We previously reported that soluble Sema5A elevated in SLE patients and correlated with disease activity and were involved in kidney and blood system damage [17]. However, the precise role of Sema5A in the development of SLE remains unknown. Here, in this study, a significantly positive correlation was identified between Sema5A expression and the production of IL-17A in the serum of SLE patients. And we found that PlexinA1 in CD4+T cells as the most important receptor of Sema5A. Sema5A-PlexinA1 axis induced the production of IL-17A by CD4+T cells. Taken together, these results demonstrate that Sema5A plays an essential role in Th17 differentiation in SLE.
As one of the “immune semaphorins”, Sema5A involved in driving both innate and adaptive immune responses[16, 18], and it has been shown associated with the development of autoimmune diseases[11, 12, 17, 19]. It was reported that Sema5A greately promoted T cell and natural killer (NK) cell proliferation and induced secretion of Th1/Th17 proinflammatory cytokines in RA[16]. Increased co-expression of Sema5A and IL-17A in the skin of chronic spontaneous urticaria (CSU) also showed the relationship of Sema5A with IL-17A[13]. In our study, we proved that Sema5A could significantly increase Th17 (CD4+IL-17A+) cells as well as IL-17A production, but did not regulate Th1, Th2 and Treg cells. In addition to Th17 cells, it has been reported that γδT cells, CD8+ T cells, and double negative T cells (DNT, CD3+ CD4−CD8−T ) also secrete IL-17A[4]. However, Sema5A treatment could not affect CD4−IL-17A+ cells. This suggests that Sema5A may mainly promote IL-17A producation in CD4+T cells.
PlexinA1 and PlexinB3 are two major receptors of Sema5A, but the expression characteristics of these two receptors in immune cells remains unclear. We firstly found that PlexinA1 mainly expressed in CD4+T cells but not B cells, monocytes or NK cells. While PlexinB3 can rarely be detected in PBMCs. Bulk RNA sequencing data from GEO database confirmed this point. We further demonstrated that Sema5A promotes CD4+T cells differentiation into Th17 cells via connecting with PlexinA1, blocking PlexinA1 disrupts IL-17A production.
Previous studies have reported that Th17/IL-17A plays an critical role in the pathogenesis of lupus nephritis (LN) [20]. Immune complexes and other inflammatory factors stimulates renal cells producing chemokines such as CCL20, CXCL9, and CXCL10, thus recruiting Th17 cells into renal tissue to mediate tissue inflammation[21–24]. Th17/IL-17A in renal tissue can change the function and structure of renal tissue cells, and promote the inflammatory environment[25, 26]. IL-17A can also induce the expression of chemokines in renal tissue cells attracting inflammatory cells, especially neutrophils to infiltrate and further aggravate tissue damage and prevent tissue repair, ultimately leading to renal fibrosis and loss of renal function[20, 27, 28]. In addition to its role in LN, a recent study shows that IL-17A can promote the survival of long-lived plasma cells in lupus mice and increase the secretion of pathogenic autoantibodies. These plasma cells cannot be eliminated by traditional targeted B cell therapy, so targeting IL-17A may become a therapeutic target for some refractory lupus[29, 30].

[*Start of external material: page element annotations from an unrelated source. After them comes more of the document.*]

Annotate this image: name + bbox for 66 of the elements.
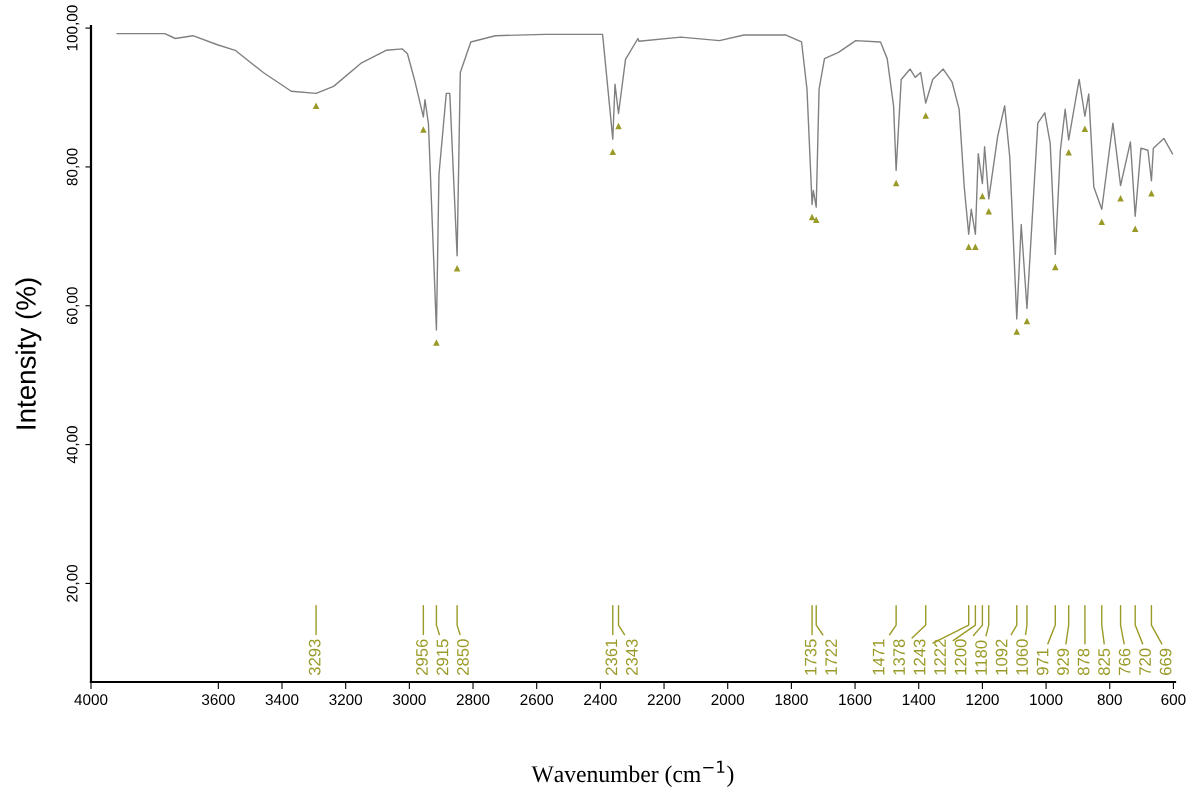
annotation: 825: [1098, 648, 1110, 676]
x-tick-label: 2200: [647, 694, 681, 706]
annotation: 1060: [1016, 639, 1028, 675]
y-tick-label: 20,00: [66, 564, 80, 602]
annotation: 1471: [872, 639, 885, 675]
point: [972, 243, 979, 251]
annotation: 1092: [995, 639, 1008, 675]
x-tick-label: 1200: [966, 694, 999, 706]
annotation: 1722: [825, 639, 837, 675]
x-tick-label: 3400: [265, 694, 299, 706]
point: [892, 179, 900, 187]
point: [1013, 328, 1021, 335]
annotation: 2343: [625, 639, 638, 675]
point: [1052, 263, 1059, 271]
annotation: 2361: [605, 639, 618, 675]
y-tick-label: 100,00: [66, 5, 80, 51]
x-tick-label: 1400: [902, 694, 936, 706]
annotation: 878: [1077, 648, 1090, 676]
point: [1081, 125, 1089, 132]
annotation: 766: [1118, 648, 1131, 675]
point: [985, 208, 993, 215]
annotation: 1243: [913, 639, 926, 675]
annotation: 1735: [804, 639, 817, 675]
point: [1098, 218, 1106, 226]
point: [1148, 190, 1155, 197]
point: [965, 243, 972, 251]
x-tick-label: 600: [1161, 694, 1186, 706]
point: [1065, 149, 1072, 156]
annotation: 1200: [954, 639, 967, 675]
annotation: 3293: [308, 639, 321, 676]
x-tick-label: 3200: [329, 694, 363, 706]
x-tick-label: 1600: [839, 694, 872, 706]
x-tick-label: 3000: [392, 694, 426, 706]
annotation: 1180: [975, 640, 987, 675]
annotation: 720: [1139, 648, 1151, 675]
annotation: 1222: [934, 639, 946, 675]
annotation: 1378: [893, 639, 905, 675]
x-tick-label: 1000: [1030, 694, 1063, 706]
annotation: 929: [1057, 648, 1069, 675]
point: [312, 102, 320, 110]
x-tick-label: 2400: [584, 694, 617, 706]
x-tick-label: 2000: [711, 694, 745, 706]
point: [609, 148, 617, 155]
annotation: 971: [1036, 648, 1049, 675]
x-tick-label: 800: [1097, 694, 1122, 706]
annotation: 669: [1159, 648, 1172, 675]
x-tick-label: 2800: [456, 694, 490, 706]
y-axis-title: Intensity (%): [15, 278, 42, 429]
point: [453, 265, 461, 272]
x-tick-label: 4000: [74, 694, 108, 706]
y-tick-label: 60,00: [66, 287, 80, 325]
point: [1131, 225, 1139, 232]
point: [812, 216, 820, 223]
x-tick-label: 1800: [775, 694, 808, 706]
point: [433, 339, 440, 346]
annotation: 2915: [436, 639, 449, 675]
y-tick-label: 40,00: [66, 426, 80, 464]
annotation: 2956: [416, 639, 428, 675]
y-tick-label: 80,00: [66, 148, 80, 186]
point: [420, 126, 427, 133]
x-tick-label: 2600: [520, 694, 554, 706]
annotation: 2850: [457, 639, 469, 675]
line-series: [116, 32, 1174, 331]
x-axis-title: Wavenumber (cm$^{−1}$): [531, 760, 734, 787]
point: [922, 112, 929, 119]
x-tick-label: 3600: [201, 694, 235, 706]
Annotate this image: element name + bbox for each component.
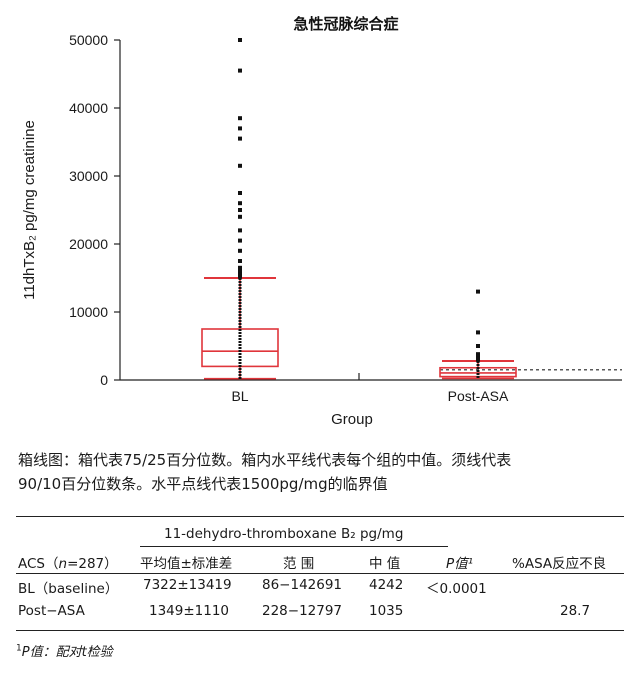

The PI3K-Akt-mTOR pathway is one of the most important intracellular pathways involved in cell proliferation, growth, differentiation and survival. mTOR has recently been emerged as a key regulator of T cell proliferation and differentiation[31]. mTOR complex 1 is essential for Th1 and Th17 differentiation [32, 33]. Previous mouse studies have investigated that mTORC1 inhibitor rapamycin inhibits glomerulonephritis in lupus-prone mice by reducing Th17 cells and promoting Treg cell function[34, 35]. Clinically, the treatment of targeting T cells by inhibiting mTORC1 through rapamycin has played a significant role in the treatment of connective tissue-associated thrombocytopenia[36].Recent studies have shown that rapamycin can reverse the proliferation of Th17 cells in SLE patients and may become a target for SLE treatment[37, 38]. Interestingly, in the following mechanism study, we found that Sema5A-PlexinA1 axis activated PI3K/Akt/mTOR pathway in Th17 differentiation. Therefore, inhibiting Sema5A to reduce mTOR activation in CD4+ T cells and limit Th17 differentiation may also be a potential therapeutic target for SLE.
In conclusion, our findings suggest that Sema5A plays an important role in SLE pathology, through the induction of IL-17A by CD4+T cells. Its effect may be achieved by activating the PI3K-Akt-mTOR pathway via the PlexinA1 receptor in CD4+ T cells. This study preliminarily provides a basis for Sema5A as a potential target for SLE treatment.